Hey you
All along I've think that my life has been a quiet, unassuming one with barely a ripple. Of course that's the family history is another long grueling chapter of its own that I've decided to gloss over for the time being.
Until this morning, I thought my life got some unnecessary colour.
As I was out tennis-ing with TK, my phone meanwhile chalked up an all-time record of 32 missed calls during that 2.5 hours where the my trusty gadget wasn't near my side. Thirty freaking two! As I had a quick scan over the callers: Brother, Niang, Uncle Eric, Home.
Okay, something must have happened to the grandmother.
Or so I thought. Never for a second did I entertain the possibility of me being the 'victim'.
At somewhere around half past nine, an anonymous caller dialed my house number (Okay this is sounding creepy like some episode of 'Missing' or 'Crime Watch' but I'm going to do a factual recount of events so bear with me), obviously the home-alone grandmother picked up the phone. Anonymous caller broke the news that 'I' was on their hands. 'I' had gone into a fight with them (What the fuckety fuck!!!???) and they asked me for money. 'I' said I didn't have any money and they proceeded to beat me up more and captured me. They then proceeded to let 'me' speak to the grandmother, in which 'I' groaned in pain and agony pleading for my grandmother to make them stop the beating. S$5,000 for the safety of my life. Grandmother being poor but still deceptively clear-headed, asked for verification but decided that 'I' sounded to much like me. She haggled with the kidnappers citing her inability to raise that kind of money.

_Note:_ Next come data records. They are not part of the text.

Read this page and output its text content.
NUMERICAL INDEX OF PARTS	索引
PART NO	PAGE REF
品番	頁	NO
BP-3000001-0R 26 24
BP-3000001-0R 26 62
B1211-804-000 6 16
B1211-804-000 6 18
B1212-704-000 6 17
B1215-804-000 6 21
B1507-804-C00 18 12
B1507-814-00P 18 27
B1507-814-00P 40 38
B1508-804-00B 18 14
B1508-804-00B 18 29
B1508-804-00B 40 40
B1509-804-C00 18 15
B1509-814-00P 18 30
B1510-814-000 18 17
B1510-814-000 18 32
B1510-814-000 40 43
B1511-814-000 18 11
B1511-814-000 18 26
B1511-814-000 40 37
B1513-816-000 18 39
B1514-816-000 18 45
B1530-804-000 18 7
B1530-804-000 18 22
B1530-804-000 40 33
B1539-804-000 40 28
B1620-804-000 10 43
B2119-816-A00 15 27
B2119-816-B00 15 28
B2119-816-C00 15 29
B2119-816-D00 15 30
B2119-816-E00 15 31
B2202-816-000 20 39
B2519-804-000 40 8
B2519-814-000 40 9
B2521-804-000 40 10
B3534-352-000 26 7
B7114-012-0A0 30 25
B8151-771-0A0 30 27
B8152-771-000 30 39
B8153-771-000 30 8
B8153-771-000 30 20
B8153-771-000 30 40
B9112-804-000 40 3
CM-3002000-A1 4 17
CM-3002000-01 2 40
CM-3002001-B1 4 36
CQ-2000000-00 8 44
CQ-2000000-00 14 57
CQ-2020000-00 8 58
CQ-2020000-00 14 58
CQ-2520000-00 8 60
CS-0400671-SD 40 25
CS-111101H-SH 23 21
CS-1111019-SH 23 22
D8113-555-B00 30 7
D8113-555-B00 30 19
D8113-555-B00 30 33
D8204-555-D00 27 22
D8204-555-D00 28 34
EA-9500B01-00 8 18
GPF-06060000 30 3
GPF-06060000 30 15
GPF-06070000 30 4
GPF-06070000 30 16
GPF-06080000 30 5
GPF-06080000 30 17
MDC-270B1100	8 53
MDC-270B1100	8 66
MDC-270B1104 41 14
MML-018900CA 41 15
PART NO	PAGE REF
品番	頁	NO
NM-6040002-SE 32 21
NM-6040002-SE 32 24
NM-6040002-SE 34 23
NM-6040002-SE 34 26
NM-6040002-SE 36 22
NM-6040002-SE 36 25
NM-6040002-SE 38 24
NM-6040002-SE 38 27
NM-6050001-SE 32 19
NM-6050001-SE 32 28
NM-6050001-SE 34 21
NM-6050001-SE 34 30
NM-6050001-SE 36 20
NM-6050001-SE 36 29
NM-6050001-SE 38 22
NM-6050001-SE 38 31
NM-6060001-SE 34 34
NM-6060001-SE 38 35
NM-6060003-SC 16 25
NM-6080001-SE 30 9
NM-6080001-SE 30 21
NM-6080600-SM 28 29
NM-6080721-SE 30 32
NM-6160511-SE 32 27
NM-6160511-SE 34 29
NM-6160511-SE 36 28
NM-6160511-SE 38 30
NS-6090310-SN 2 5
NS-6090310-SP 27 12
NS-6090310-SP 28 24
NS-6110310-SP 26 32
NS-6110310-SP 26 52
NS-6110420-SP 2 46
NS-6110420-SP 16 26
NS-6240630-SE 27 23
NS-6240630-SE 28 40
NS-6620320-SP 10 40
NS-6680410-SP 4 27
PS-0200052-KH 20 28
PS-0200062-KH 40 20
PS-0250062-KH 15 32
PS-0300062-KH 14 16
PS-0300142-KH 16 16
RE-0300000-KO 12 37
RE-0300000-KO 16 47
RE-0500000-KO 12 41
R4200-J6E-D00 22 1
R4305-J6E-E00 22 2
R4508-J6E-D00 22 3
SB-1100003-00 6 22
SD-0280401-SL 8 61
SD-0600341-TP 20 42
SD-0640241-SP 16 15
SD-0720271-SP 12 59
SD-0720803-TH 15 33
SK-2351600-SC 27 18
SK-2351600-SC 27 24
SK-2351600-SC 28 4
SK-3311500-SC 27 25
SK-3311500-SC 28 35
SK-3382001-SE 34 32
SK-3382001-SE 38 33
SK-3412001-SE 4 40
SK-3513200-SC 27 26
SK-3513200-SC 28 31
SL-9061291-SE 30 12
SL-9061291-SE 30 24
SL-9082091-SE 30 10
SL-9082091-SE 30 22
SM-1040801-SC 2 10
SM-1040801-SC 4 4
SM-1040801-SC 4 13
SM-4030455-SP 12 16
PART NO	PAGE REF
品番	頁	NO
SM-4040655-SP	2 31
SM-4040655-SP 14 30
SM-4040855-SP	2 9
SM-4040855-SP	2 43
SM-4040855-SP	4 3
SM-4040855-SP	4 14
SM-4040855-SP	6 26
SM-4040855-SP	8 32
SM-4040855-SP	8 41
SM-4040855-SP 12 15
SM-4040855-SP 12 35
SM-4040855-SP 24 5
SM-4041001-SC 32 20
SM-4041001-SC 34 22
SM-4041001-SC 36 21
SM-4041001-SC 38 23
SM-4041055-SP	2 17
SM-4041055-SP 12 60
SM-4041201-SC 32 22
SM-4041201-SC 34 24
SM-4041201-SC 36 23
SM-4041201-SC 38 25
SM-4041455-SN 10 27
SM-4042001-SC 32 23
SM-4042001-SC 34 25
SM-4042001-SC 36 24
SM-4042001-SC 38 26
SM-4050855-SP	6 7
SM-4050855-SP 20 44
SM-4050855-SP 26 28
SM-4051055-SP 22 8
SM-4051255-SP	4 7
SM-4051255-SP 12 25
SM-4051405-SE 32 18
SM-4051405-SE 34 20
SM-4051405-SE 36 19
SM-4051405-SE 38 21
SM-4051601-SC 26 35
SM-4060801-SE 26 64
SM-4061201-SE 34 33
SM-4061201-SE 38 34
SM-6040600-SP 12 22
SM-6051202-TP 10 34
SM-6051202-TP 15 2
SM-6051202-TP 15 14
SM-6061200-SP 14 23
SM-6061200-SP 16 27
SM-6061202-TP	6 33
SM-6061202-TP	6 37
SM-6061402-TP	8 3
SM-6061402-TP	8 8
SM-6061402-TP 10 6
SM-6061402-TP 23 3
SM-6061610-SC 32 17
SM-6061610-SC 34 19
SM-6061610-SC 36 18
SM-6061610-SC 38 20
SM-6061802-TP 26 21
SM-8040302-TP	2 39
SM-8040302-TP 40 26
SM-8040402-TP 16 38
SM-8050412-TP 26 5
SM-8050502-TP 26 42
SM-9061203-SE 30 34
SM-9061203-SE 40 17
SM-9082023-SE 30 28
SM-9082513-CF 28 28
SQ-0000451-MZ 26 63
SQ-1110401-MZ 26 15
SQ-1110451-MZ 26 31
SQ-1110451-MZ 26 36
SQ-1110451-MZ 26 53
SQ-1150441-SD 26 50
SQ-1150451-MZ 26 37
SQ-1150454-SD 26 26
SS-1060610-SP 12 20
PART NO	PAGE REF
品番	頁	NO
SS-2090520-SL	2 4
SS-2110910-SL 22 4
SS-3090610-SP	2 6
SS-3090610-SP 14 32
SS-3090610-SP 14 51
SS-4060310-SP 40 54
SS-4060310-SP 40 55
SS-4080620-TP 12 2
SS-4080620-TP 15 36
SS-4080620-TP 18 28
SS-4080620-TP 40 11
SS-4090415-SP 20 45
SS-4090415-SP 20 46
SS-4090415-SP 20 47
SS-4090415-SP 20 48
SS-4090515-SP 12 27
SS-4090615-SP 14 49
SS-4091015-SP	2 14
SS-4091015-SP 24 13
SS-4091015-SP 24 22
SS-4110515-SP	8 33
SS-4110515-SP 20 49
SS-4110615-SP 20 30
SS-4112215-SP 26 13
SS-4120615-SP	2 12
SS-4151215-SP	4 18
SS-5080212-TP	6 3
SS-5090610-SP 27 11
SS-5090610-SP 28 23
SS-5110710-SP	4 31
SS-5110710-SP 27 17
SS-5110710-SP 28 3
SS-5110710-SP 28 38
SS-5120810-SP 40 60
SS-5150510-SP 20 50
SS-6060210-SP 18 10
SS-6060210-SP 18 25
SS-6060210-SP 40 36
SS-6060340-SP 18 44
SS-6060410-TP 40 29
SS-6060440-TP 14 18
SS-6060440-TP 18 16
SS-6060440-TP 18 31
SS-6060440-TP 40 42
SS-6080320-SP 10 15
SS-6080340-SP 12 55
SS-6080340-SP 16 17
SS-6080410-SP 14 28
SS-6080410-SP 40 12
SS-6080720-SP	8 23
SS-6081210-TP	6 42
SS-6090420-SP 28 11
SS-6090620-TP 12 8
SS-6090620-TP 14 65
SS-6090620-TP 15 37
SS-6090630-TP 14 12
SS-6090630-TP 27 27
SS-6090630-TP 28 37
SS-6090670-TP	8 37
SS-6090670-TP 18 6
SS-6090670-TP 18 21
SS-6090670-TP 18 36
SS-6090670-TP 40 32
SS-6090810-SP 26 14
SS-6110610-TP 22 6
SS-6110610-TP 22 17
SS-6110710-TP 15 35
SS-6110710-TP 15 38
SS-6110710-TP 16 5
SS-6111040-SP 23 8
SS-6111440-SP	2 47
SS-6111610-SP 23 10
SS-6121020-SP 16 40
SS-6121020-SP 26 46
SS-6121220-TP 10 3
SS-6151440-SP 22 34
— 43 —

Long story short, 'I' was kidnapped and a ransom was demanded.
Firstly, I don't ever get into fights. Nah.
Then, I'm worth only S$5,000!!!???
Next, shame on whoever it is who masterminded the scam. Obviously you're some kind of friend, or maybe acquaintance. And to betray that trust, especially targetting an old woman, you can probably just fucking die. Last time I checked, many places are still hiring and just fucking man it up and look for a job.
Okay, now that I realised how ridiculous the whole episode is, I wish the kidnapper fucking happy new fucking year. May your ass be busted soon.